On February 18, the Syrian government further turned up the heat on the territory controlled by militants.

More than 550 civilians, almost a quarter of them children, have since been killed and extensive destruction wrought on the enclave's towns.

Remaining hospitals and clinics have struggled to treat over 2,000 people wounded during the same period.
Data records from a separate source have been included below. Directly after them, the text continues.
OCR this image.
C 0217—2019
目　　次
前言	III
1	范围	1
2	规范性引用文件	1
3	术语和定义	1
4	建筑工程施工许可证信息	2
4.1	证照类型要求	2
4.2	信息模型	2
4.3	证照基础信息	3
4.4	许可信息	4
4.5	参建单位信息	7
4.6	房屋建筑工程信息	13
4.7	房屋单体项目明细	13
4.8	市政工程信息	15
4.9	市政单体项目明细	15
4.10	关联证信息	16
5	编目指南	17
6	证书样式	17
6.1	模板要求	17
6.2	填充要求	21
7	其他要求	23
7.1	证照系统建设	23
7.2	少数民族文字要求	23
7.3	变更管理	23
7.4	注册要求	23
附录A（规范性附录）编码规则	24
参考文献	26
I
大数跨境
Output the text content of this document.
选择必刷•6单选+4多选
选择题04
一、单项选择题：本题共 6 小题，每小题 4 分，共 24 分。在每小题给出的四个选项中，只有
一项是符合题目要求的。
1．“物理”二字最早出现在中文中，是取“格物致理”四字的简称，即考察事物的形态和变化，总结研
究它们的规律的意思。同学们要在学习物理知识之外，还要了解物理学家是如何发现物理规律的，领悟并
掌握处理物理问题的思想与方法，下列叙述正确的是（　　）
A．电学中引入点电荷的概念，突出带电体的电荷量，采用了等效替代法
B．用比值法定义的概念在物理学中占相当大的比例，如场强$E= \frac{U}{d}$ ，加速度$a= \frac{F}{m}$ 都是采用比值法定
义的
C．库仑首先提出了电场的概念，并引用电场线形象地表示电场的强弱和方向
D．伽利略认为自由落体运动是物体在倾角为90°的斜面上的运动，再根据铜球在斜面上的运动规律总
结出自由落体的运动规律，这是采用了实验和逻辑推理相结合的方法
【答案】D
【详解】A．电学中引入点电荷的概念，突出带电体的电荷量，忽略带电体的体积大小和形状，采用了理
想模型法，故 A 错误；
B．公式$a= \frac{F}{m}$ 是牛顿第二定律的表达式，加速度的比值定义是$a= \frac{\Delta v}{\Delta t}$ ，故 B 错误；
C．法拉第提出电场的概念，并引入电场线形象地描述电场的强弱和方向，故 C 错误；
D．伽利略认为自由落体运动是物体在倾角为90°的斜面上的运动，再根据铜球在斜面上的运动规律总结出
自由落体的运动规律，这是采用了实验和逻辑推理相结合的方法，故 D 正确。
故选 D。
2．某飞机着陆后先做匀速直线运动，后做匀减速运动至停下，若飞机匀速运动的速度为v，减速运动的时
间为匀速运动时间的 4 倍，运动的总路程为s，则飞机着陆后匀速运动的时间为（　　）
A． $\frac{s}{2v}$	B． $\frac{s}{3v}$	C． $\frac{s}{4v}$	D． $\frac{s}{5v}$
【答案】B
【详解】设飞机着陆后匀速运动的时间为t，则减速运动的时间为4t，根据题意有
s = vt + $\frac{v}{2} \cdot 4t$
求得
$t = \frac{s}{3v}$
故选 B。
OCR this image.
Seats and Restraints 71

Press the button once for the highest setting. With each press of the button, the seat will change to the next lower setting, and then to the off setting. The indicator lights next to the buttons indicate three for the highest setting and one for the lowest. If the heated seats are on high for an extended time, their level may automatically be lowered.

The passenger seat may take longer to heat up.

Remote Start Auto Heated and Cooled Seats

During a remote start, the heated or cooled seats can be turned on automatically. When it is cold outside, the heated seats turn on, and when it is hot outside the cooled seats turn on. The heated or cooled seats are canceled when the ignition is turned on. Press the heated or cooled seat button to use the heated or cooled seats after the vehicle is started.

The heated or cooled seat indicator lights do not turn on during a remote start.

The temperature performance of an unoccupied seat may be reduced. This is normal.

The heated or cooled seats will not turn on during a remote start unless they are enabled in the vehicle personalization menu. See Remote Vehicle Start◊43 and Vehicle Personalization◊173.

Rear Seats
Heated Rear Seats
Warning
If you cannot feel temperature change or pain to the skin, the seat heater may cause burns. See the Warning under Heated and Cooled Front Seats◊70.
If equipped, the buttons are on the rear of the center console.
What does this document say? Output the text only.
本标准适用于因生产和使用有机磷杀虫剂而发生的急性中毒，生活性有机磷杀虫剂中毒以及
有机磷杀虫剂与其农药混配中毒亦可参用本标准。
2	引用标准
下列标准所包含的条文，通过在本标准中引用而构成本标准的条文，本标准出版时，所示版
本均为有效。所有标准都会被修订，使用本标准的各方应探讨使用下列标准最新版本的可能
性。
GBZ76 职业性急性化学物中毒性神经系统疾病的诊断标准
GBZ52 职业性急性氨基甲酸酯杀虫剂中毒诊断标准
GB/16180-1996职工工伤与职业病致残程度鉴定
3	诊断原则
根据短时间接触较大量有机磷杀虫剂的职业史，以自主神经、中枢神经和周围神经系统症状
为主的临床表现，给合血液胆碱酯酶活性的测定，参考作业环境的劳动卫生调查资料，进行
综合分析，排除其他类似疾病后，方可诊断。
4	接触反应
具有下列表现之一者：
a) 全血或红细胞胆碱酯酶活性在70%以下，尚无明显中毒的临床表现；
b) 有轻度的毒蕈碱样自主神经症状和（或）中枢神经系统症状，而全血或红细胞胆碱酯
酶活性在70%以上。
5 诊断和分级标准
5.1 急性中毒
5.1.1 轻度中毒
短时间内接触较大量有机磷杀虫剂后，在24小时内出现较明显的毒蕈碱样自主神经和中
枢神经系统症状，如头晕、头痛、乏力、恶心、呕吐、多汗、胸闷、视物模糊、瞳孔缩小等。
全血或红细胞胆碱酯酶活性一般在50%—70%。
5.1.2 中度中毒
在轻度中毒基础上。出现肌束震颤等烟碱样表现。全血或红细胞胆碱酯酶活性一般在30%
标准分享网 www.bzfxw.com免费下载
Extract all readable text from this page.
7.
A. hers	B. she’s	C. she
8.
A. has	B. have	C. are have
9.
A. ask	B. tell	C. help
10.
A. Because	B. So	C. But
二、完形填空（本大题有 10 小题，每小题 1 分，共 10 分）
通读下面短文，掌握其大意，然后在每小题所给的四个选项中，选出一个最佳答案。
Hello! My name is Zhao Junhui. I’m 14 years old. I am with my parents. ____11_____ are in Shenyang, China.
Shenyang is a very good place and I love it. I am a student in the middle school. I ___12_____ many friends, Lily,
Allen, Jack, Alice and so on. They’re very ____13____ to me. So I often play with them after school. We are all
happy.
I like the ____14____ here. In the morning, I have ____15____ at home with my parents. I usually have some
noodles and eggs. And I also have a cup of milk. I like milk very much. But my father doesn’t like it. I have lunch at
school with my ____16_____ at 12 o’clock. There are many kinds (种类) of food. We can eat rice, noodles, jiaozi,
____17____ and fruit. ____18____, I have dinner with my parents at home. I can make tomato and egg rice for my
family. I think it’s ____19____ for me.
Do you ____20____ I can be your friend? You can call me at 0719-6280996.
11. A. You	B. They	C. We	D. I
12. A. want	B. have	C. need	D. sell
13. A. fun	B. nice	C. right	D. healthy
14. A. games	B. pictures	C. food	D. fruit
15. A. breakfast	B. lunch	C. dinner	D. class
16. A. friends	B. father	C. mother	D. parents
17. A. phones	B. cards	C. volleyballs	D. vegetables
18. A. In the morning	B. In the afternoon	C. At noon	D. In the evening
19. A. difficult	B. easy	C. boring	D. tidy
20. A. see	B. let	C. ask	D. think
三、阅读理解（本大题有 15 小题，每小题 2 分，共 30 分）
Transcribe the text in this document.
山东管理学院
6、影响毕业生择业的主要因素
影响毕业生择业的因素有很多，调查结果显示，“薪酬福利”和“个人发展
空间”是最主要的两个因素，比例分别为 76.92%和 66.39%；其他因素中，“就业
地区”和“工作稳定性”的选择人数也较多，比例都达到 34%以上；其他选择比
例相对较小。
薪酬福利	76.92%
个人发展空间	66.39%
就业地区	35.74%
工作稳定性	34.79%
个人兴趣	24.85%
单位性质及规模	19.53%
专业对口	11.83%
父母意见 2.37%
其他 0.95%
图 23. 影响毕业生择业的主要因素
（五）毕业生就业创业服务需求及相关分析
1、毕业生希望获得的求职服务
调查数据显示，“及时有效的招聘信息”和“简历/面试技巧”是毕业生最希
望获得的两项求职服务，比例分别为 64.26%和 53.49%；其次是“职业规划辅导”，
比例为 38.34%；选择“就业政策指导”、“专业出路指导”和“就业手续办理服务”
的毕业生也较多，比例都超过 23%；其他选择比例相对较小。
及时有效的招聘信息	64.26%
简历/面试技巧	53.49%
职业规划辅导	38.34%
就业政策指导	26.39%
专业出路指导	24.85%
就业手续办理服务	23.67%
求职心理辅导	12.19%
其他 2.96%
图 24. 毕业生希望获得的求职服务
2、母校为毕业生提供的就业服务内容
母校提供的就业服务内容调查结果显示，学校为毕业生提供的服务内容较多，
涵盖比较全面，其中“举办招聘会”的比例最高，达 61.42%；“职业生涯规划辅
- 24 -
The UN said 76 per cent of private housing in Eastern Ghouta has been damaged.

Residents trapped in the wreckage of their own homes have bled to death as even rescuers were targeted.

Much of the nearly 400,000-strong population of Eastern Ghouta has moved underground, with families pitching tents in basements and venturing out only to assess damage to their property and buy food.

On Sunday, a child died and 13 others suffered breathing difficulties and showed symptoms consistent with a chlorine attack after a regime air raid struck the town of Al-Shifuniyah, the Observatory and a medic said.

Russia dismissed reports of a chemical attack as “bogus stories.”

The regime has reinforced its deployment around the enclave in the past month, raising fears of a ground offensive that aid groups have warned could cause even greater suffering.

Other flashpoints

With the militant Islamic State group's once sprawling “caliphate” now wiped off the map, the regime has looked bent on completing its reconquest and Eastern Ghouta is a key target.

The militants only control an estimated 3pc of Syrian territory, small pockets that various anti-IS forces continue to flush out.

Another flashpoint in Syria has been the northern region of Afrin, where Kurdish forces have come under attack from neighbouring Turkey since January 20.

Turkey has warned it did not consider that the UN ceasefire resolution, whose wording excludes operations against terror groups and goes beyond Eastern Ghouta, should affect its offensive on Afrin.

Macron called Turkish President Recep Tayyip Erdogan, who considers the Syrian Kurdish militia to be “terrorist,” to stress the truce should apply there too.